Concentrations that effectively inhibited SGR and ΔF/Fm′ by 10% or 50% (EC10 and EC50) and their 95% confidence intervals relative to the control treatment were calculated from nonlinear regression (Sigmoidal, 4-parameter) using GraphPad Prism V 8.0.

The relative potencies of each herbicides was determined using the relative equivalent potencies (ReP) compared to the reference herbicide diuron (EC50 diuron/EC50 herbicide)40. ReP values > 1 indicate potencies proportionally greater than diuron and ReP values < 1 indicate potencies less than diuron. SGR and ΔF/Fm′ data from haloxyfop experiments were analyzed using one-way analysis of variance (ANOVA) to determine any significant differences between treatments for each endpoint.

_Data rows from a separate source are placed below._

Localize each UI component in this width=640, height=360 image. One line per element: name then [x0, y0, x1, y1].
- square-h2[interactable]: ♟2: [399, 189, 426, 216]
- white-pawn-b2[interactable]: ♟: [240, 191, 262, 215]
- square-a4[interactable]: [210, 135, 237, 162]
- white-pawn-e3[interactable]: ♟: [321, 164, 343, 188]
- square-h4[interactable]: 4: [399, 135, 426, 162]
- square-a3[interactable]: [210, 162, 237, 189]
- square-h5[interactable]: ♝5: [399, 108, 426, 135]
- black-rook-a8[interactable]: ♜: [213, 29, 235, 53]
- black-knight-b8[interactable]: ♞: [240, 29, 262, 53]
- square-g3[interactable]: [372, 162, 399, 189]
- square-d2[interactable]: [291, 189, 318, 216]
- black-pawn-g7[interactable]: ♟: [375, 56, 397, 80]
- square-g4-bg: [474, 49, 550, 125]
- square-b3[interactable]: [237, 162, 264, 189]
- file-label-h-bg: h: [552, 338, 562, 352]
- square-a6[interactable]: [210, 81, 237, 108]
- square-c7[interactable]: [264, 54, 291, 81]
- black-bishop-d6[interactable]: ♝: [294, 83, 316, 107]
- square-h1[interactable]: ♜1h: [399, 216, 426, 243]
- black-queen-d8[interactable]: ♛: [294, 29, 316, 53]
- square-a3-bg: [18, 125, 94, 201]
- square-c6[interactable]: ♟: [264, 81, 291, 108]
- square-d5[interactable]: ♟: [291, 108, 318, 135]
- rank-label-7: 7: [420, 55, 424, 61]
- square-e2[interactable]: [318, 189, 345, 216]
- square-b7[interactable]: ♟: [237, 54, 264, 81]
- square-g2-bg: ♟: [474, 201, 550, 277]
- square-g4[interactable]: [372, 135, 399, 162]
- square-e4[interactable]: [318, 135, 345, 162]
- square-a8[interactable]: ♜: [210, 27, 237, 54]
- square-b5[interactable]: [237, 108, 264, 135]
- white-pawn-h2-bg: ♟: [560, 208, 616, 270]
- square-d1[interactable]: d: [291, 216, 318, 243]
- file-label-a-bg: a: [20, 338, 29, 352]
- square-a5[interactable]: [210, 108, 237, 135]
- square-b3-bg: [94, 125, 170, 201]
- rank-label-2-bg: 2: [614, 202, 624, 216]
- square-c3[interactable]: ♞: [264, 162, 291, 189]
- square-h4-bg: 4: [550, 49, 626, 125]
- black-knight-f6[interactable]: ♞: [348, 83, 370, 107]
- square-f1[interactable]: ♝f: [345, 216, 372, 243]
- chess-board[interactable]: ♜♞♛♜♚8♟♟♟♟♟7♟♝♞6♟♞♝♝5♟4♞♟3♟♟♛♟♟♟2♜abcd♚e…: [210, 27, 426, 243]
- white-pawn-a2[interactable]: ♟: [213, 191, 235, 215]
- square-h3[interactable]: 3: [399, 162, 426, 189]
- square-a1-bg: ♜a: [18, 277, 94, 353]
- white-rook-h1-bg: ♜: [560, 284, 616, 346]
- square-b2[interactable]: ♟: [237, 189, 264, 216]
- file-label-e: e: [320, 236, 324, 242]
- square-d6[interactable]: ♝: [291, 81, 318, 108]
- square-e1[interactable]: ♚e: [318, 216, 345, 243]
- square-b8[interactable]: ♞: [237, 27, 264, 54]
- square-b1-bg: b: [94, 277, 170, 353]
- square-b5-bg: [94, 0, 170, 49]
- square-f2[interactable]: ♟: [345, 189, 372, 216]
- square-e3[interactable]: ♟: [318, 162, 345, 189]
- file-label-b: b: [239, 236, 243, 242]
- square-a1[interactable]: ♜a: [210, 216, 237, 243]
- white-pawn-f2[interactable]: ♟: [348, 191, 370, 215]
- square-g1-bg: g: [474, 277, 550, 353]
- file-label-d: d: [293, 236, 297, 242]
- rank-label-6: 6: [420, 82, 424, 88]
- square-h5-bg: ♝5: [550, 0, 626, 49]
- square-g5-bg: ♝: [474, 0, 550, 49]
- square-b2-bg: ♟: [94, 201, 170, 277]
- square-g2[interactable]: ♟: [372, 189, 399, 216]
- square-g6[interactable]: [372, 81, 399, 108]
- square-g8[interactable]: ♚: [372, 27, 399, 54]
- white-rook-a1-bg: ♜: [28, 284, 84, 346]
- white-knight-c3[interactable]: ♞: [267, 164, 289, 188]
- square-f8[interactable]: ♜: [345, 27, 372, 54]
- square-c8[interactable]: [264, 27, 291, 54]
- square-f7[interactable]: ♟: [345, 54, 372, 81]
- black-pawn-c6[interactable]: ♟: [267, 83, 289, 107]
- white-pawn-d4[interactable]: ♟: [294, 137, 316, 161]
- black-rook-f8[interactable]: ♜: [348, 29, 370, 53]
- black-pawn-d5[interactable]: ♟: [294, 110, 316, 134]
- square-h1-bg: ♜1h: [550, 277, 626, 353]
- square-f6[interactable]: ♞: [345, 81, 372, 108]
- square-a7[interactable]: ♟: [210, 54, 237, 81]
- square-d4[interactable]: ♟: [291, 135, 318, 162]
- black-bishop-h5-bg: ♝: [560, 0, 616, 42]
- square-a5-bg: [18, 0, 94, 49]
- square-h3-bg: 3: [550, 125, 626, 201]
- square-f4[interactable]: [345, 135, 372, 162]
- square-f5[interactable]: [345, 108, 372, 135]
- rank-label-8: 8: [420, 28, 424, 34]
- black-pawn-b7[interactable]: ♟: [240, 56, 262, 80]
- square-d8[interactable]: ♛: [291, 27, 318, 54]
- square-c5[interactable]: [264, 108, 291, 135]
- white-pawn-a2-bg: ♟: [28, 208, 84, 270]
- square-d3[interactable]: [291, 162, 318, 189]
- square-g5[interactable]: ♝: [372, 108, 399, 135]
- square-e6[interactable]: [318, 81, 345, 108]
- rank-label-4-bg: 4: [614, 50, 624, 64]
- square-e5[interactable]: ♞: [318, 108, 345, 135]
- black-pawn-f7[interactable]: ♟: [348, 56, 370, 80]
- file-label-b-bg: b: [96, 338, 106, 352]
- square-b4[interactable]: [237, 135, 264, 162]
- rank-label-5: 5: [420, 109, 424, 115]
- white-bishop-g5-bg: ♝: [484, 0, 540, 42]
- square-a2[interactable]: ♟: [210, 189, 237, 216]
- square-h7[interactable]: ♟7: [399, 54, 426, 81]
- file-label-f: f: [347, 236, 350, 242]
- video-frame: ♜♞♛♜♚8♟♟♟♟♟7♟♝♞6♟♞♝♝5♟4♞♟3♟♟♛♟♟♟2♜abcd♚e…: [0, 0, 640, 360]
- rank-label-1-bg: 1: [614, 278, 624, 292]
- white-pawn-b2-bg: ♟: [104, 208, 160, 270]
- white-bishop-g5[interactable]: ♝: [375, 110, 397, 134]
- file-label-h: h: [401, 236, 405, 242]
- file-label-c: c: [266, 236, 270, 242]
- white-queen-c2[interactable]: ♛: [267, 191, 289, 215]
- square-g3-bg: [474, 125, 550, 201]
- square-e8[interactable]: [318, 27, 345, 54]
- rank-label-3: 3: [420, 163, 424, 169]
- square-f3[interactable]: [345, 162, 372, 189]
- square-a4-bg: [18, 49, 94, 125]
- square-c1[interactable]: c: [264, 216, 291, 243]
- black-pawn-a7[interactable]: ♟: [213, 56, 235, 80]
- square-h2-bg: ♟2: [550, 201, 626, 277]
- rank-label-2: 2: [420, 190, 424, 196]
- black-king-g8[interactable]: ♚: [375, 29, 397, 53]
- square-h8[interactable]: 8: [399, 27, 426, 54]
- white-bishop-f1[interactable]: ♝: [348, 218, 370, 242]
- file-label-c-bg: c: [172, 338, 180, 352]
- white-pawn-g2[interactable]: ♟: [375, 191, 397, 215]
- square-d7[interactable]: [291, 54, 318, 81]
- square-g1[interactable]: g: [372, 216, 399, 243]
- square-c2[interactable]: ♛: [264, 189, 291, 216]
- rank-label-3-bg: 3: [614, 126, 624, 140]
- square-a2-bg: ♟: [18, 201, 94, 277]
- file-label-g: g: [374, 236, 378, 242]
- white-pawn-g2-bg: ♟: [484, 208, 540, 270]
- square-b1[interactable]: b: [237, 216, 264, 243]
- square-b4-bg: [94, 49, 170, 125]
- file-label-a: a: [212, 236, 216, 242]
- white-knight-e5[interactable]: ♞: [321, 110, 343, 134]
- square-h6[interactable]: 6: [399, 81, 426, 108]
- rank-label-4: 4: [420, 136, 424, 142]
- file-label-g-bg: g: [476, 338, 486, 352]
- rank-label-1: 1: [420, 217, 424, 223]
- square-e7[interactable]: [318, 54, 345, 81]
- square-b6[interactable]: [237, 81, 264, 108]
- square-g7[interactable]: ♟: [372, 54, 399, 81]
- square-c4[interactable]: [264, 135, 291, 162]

The estimations of no effect concentrations (NEC) that have no adverse effect on a species were calculated in R (Version 3.6.1) as per Thomas et al.26. Proportional decline in SGR (1-inhibition) was modelled as a function of log concentration of each herbicide using a Bayesian non-linear gaussian model using the R package jagsNEC91. This model has been specifically developed to derive no effect concentrations (NECs) and is defined by Eq. (4) 92:

$$\text{E }\left[{\text{Y}}_{\text{i}}|{\text{x}}_{\text{i}}\right]\text{=}{\mu}_{\text{i}}{= \alpha} {\text{exp}}\left[{- \beta}\left({\text{x}}_{\text{i}}{- \gamma}\right)\text{I}\left({\text{x}}_{\text{i}}{- \gamma}\right)\right]{- \Delta}$$
(4)

\(\text{E[}{\mathrm{Y}}_{\mathrm{i}}\)|xi] is the mathematical expectation of Yi (the response, e.g. in this case the proportional decline in SGR) conditional on a given concentration xi. The model parameters for the generalised case are \(\alpha \) (the response at zero or low concentrations, also called ‘top’), \(-\beta \) (the rate of decay in the response after the NEC) and γ (the NEC value)92. For a gaussian Y, as used here, the model has the additional parameters Δ (an offset or intercept) and σ (the random error variance in Y) (see Thomas et al.26 for further details).